Pour faire face à la pandémie du coronavirus, les autorités font appel aux infirmières à la retraite et n'excluent pas d'éventuellement appeler en renfort des médecins retraités.

Coronavirus: les autorités appellent en renfort des infirmières retraitées

MONTRÉAL - Pour faire face à la pandémie du coronavirus, les autorités font appel aux infirmières à la retraite et n'excluent pas d'éventuellement appeler en renfort des médecins retraités.

Dans les derniers jours, la moitié des appels téléphoniques effectués à Info-Santé 811 concernaient le coronavirus.

Jeudi après-midi, Santé Québec indiquait sur Twitter qu'«Info-Santé 811 éprouve actuellement des difficultés techniques, ce qui pourrait empêcher de joindre la ligne».

Au même moment, lors d'une conférence de presse à l'Hôpital général juif de Montréal, Francine Dupuis, présidente-directrice générale adjointe du CIUSSS du Centre-Sud-de-l'Île-de-Montréal, a lancé cet appel aux infirmières retraitées: «On procède à une vague de recrutement intensif d'infirmières à la retraite, ou d'infirmières qui sont enceintes à la maison ou en travaux légers, on fait un appel à tous pour que toutes les infirmières qui peuvent donner des heures à Info-Santé nous appellent au 514-293-0526».

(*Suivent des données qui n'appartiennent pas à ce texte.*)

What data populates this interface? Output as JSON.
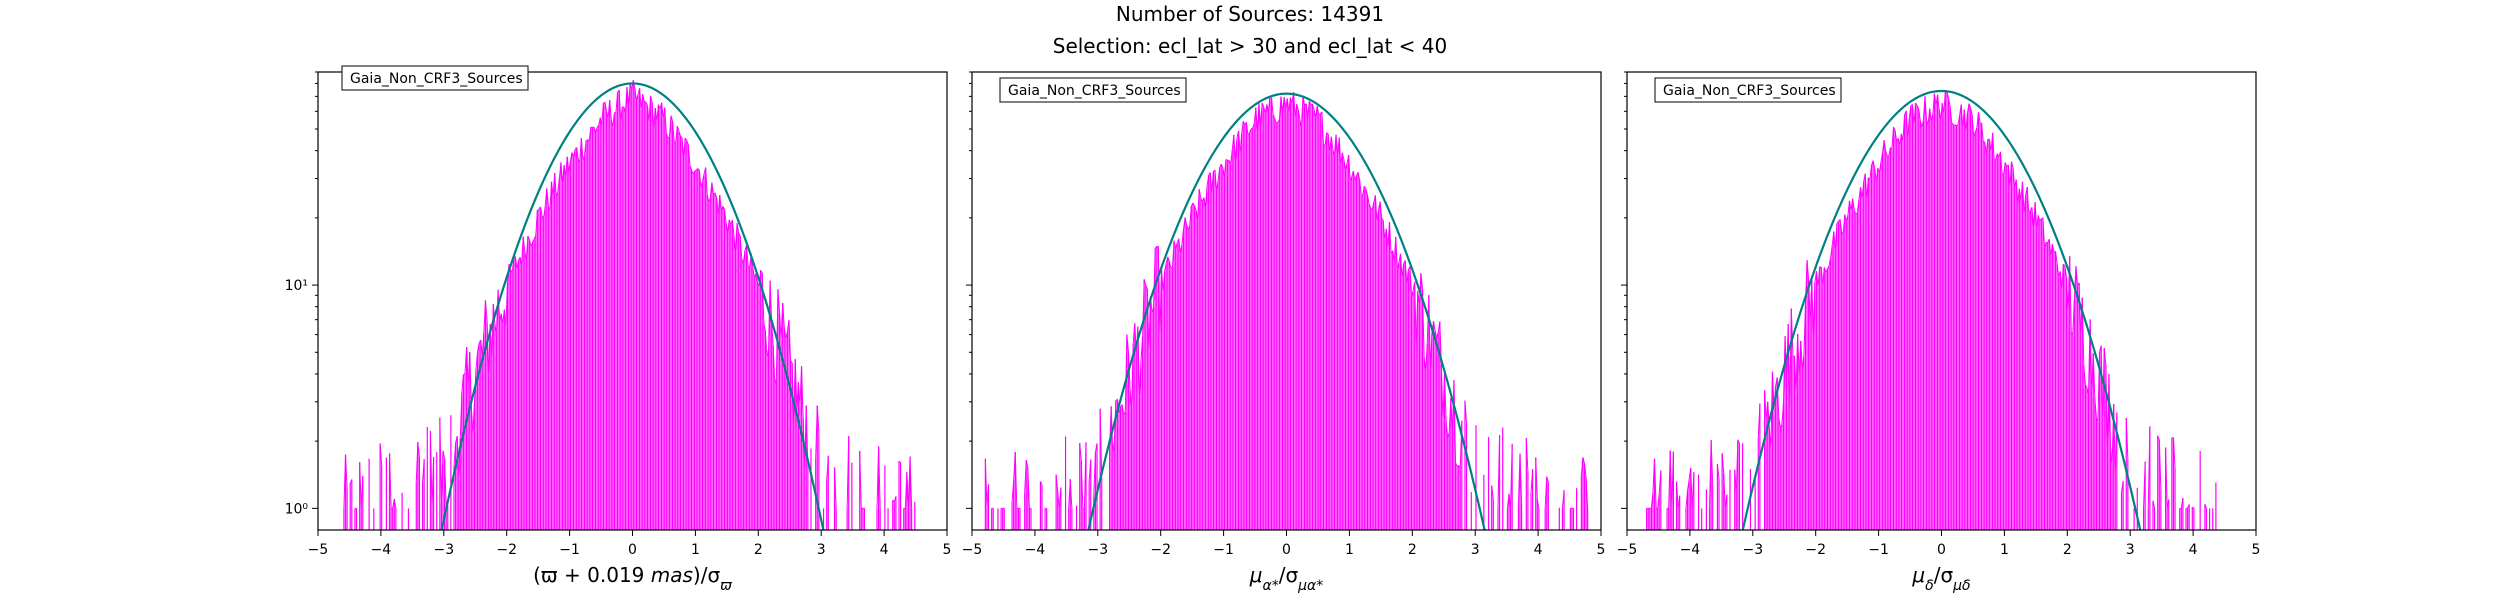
{
  "figure": {
    "title_line_1": "Number of Sources: 14391",
    "title_line_2": "Selection: ecl_lat > 30 and ecl_lat < 40"
  },
  "colors": {
    "histogram": "#ff00ff",
    "fit_curve": "#008080"
  },
  "chart_data": [
    {
      "type": "line",
      "subtype": "histogram with gaussian fit",
      "legend": "Gaia_Non_CRF3_Sources",
      "legend_position": "upper-left",
      "xlabel": "(ϖ + 0.019 mas)/σ_ϖ",
      "ylabel": "",
      "xlim": [
        -5,
        5
      ],
      "ylim": [
        0.8,
        90
      ],
      "yscale": "log",
      "x_ticks": [
        -5,
        -4,
        -3,
        -2,
        -1,
        0,
        1,
        2,
        3,
        4,
        5
      ],
      "x_tick_labels": [
        "−5",
        "−4",
        "−3",
        "−2",
        "−1",
        "0",
        "1",
        "2",
        "3",
        "4",
        "5"
      ],
      "y_ticks": [
        1,
        10
      ],
      "y_tick_labels": [
        "10⁰",
        "10¹"
      ],
      "histogram_envelope": {
        "x": [
          -4.6,
          -3.0,
          -2.5,
          -2.0,
          -1.5,
          -1.0,
          -0.5,
          0.0,
          0.5,
          1.0,
          1.5,
          2.0,
          2.5,
          3.0,
          4.5
        ],
        "y": [
          1,
          1.5,
          4,
          10,
          20,
          35,
          55,
          70,
          55,
          35,
          20,
          10,
          4,
          1.5,
          1
        ]
      },
      "fit": {
        "peak": 80,
        "mean": 0.0,
        "sigma": 1.0
      }
    },
    {
      "type": "line",
      "subtype": "histogram with gaussian fit",
      "legend": "Gaia_Non_CRF3_Sources",
      "legend_position": "upper-left",
      "xlabel": "μ_α*/σ_μα*",
      "ylabel": "",
      "xlim": [
        -5,
        5
      ],
      "ylim": [
        0.8,
        90
      ],
      "yscale": "log",
      "x_ticks": [
        -5,
        -4,
        -3,
        -2,
        -1,
        0,
        1,
        2,
        3,
        4,
        5
      ],
      "x_tick_labels": [
        "−5",
        "−4",
        "−3",
        "−2",
        "−1",
        "0",
        "1",
        "2",
        "3",
        "4",
        "5"
      ],
      "y_ticks": [
        1,
        10
      ],
      "y_tick_labels": [
        "",
        ""
      ],
      "histogram_envelope": {
        "x": [
          -4.8,
          -3.0,
          -2.5,
          -2.0,
          -1.5,
          -1.0,
          -0.5,
          0.0,
          0.5,
          1.0,
          1.5,
          2.0,
          2.5,
          3.0,
          4.8
        ],
        "y": [
          1,
          1.5,
          4,
          10,
          20,
          35,
          55,
          65,
          55,
          35,
          20,
          10,
          4,
          1.5,
          1
        ]
      },
      "fit": {
        "peak": 72,
        "mean": 0.0,
        "sigma": 1.05
      }
    },
    {
      "type": "line",
      "subtype": "histogram with gaussian fit",
      "legend": "Gaia_Non_CRF3_Sources",
      "legend_position": "upper-left",
      "xlabel": "μ_δ/σ_μδ",
      "ylabel": "",
      "xlim": [
        -5,
        5
      ],
      "ylim": [
        0.8,
        90
      ],
      "yscale": "log",
      "x_ticks": [
        -5,
        -4,
        -3,
        -2,
        -1,
        0,
        1,
        2,
        3,
        4,
        5
      ],
      "x_tick_labels": [
        "−5",
        "−4",
        "−3",
        "−2",
        "−1",
        "0",
        "1",
        "2",
        "3",
        "4",
        "5"
      ],
      "y_ticks": [
        1,
        10
      ],
      "y_tick_labels": [
        "",
        ""
      ],
      "histogram_envelope": {
        "x": [
          -4.7,
          -3.0,
          -2.5,
          -2.0,
          -1.5,
          -1.0,
          -0.5,
          0.0,
          0.5,
          1.0,
          1.5,
          2.0,
          2.5,
          3.0,
          4.4
        ],
        "y": [
          1,
          1.5,
          4,
          10,
          20,
          35,
          55,
          65,
          55,
          35,
          20,
          10,
          4,
          1.5,
          1
        ]
      },
      "fit": {
        "peak": 74,
        "mean": 0.0,
        "sigma": 1.05
      }
    }
  ]
}
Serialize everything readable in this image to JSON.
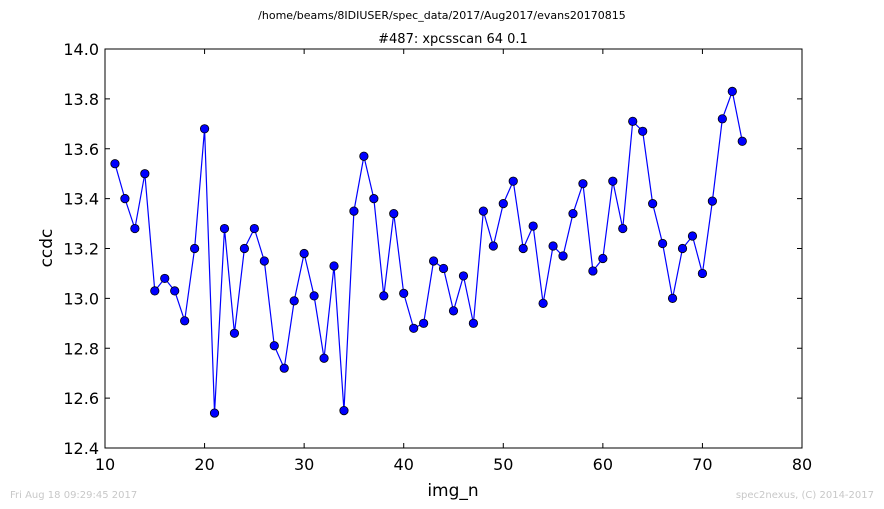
{
  "chart_data": {
    "type": "line",
    "suptitle": "/home/beams/8IDIUSER/spec_data/2017/Aug2017/evans20170815",
    "title": "#487: xpcsscan 64 0.1",
    "xlabel": "img_n",
    "ylabel": "ccdc",
    "xlim": [
      10,
      80
    ],
    "ylim": [
      12.4,
      14.0
    ],
    "xticks": [
      "10",
      "20",
      "30",
      "40",
      "50",
      "60",
      "70",
      "80"
    ],
    "yticks": [
      "12.4",
      "12.6",
      "12.8",
      "13.0",
      "13.2",
      "13.4",
      "13.6",
      "13.8",
      "14.0"
    ],
    "grid": false,
    "line_color": "#0000ff",
    "marker_color": "#0000ff",
    "x": [
      11,
      12,
      13,
      14,
      15,
      16,
      17,
      18,
      19,
      20,
      21,
      22,
      23,
      24,
      25,
      26,
      27,
      28,
      29,
      30,
      31,
      32,
      33,
      34,
      35,
      36,
      37,
      38,
      39,
      40,
      41,
      42,
      43,
      44,
      45,
      46,
      47,
      48,
      49,
      50,
      51,
      52,
      53,
      54,
      55,
      56,
      57,
      58,
      59,
      60,
      61,
      62,
      63,
      64,
      65,
      66,
      67,
      68,
      69,
      70,
      71,
      72,
      73,
      74
    ],
    "y": [
      13.54,
      13.4,
      13.28,
      13.5,
      13.03,
      13.08,
      13.03,
      12.91,
      13.2,
      13.68,
      12.54,
      13.28,
      12.86,
      13.2,
      13.28,
      13.15,
      12.81,
      12.72,
      12.99,
      13.18,
      13.01,
      12.76,
      13.13,
      12.55,
      13.35,
      13.57,
      13.4,
      13.01,
      13.34,
      13.02,
      12.88,
      12.9,
      13.15,
      13.12,
      12.95,
      13.09,
      12.9,
      13.35,
      13.21,
      13.38,
      13.47,
      13.2,
      13.29,
      12.98,
      13.21,
      13.17,
      13.34,
      13.46,
      13.11,
      13.16,
      13.47,
      13.28,
      13.71,
      13.67,
      13.38,
      13.22,
      13.0,
      13.2,
      13.25,
      13.1,
      13.39,
      13.72,
      13.83,
      13.63
    ]
  },
  "footer": {
    "timestamp": "Fri Aug 18 09:29:45 2017",
    "credit": "spec2nexus, (C) 2014-2017"
  }
}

La Fédération des médecins spécialistes du Québec a indiqué, jeudi après-midi, que «les médecins spécialistes en quarantaine donneront un coup de main aux équipes du service débordées d'appels».

Questionnée à savoir si des médecins à la retraite pouvaient également être appelés en renfort dans les hôpitaux comme c'est le cas en France, Francine Dupuis a répondu: «Ça se pourrait, mais on n'est pas rendu au niveau de la France ou de l'Italie».

Des tests de dépistage à la maison

Une personne inquiète d'avoir contracté la COVID-19 doit d'abord communiquer avec le 811. Si la personne présente les symptômes, elle sera dirigée dans une clinique de dépistage, comme l'Hôtel-Dieu de Montréal.

Mais les autorités songent à offrir des tests à domicile, a indiqué Francine Dupuis.

«Pour certaines personnes qui auraient de la difficulté à se déplacer, on pourrait faire le test à la maison, et le ministère regarde aussi la possibilité de décentraliser les tests dans différents laboratoires.»

D'autres scénarios sont à l'étude en prévision d'une augmentation importante du nombre de malades, a souligné la présidente-directrice générale adjointe du CIUSSS du Centre-Sud-de-l'Île-de-Montréal.

«Il pourrait y avoir du délestage, c'est-à-dire la possibilité que certaines activités que nous faisons dans les CIUSS et autres établissements soient temporairement cessées ou diminuées afin de libérer plus de personnel pour s'occuper de la pandémie.»

«Presque en situation de guerre»

Quatre hôpitaux sont désignés au Québec pour soigner les personnes infectées par la COVID-19 qui ont besoin d'hospitalisation. L'Hôpital général juif, qui fait partie de ces établissements, se dit prêt à affronter le coronavirus.

«C'est une situation importante, on est presque en situation de guerre. On est en pandémie», mais le réseau est «en train de bien s'organiser», a déclaré Francine Dupuis.

«Cet hôpital a été conçu pour les pandémies», a ajouté sa collègue, Dre Louise Miner, qui est directrice associée des services professionnels à l'Hôpital général juif.

L'Hôpital général juif compte 87 chambres à pression négative, conçues pour réduire au maximum les risques de contagion.

«Si le nombre d'hospitalisations est trop important pour notre hôpital, d'autres centres hospitaliers, qui possèdent des chambres à pression négative, seront appelés en renfort», a ajouté la Dre Louise Miner.

«L'équipement est en quantité suffisante», a tenu à rassurer le Dr Yves Longtin, infectiologue à l'Hôpital général juif de Montréal.

Toutefois, le Dr Longtin invite la population à ne pas acheter de masques de type N95 à moins d'avoir des symptômes de la COVID-19.

«Il y a des gens qui se promènent dans la rue et qui n'ont aucun symptôme et qui portent des masques. Le réseau de la santé va avoir besoin de ces masques. Un seul patient hospitalisé nécessite 50 à 60 masques par jour pour que les travailleurs puissent le soigner de manière sécuritaire. Si vous n'avez pas de symptôme, ne gaspillez pas de masques, la population et les hôpitaux ont les mêmes fournisseurs», a indiqué l'infectiologue.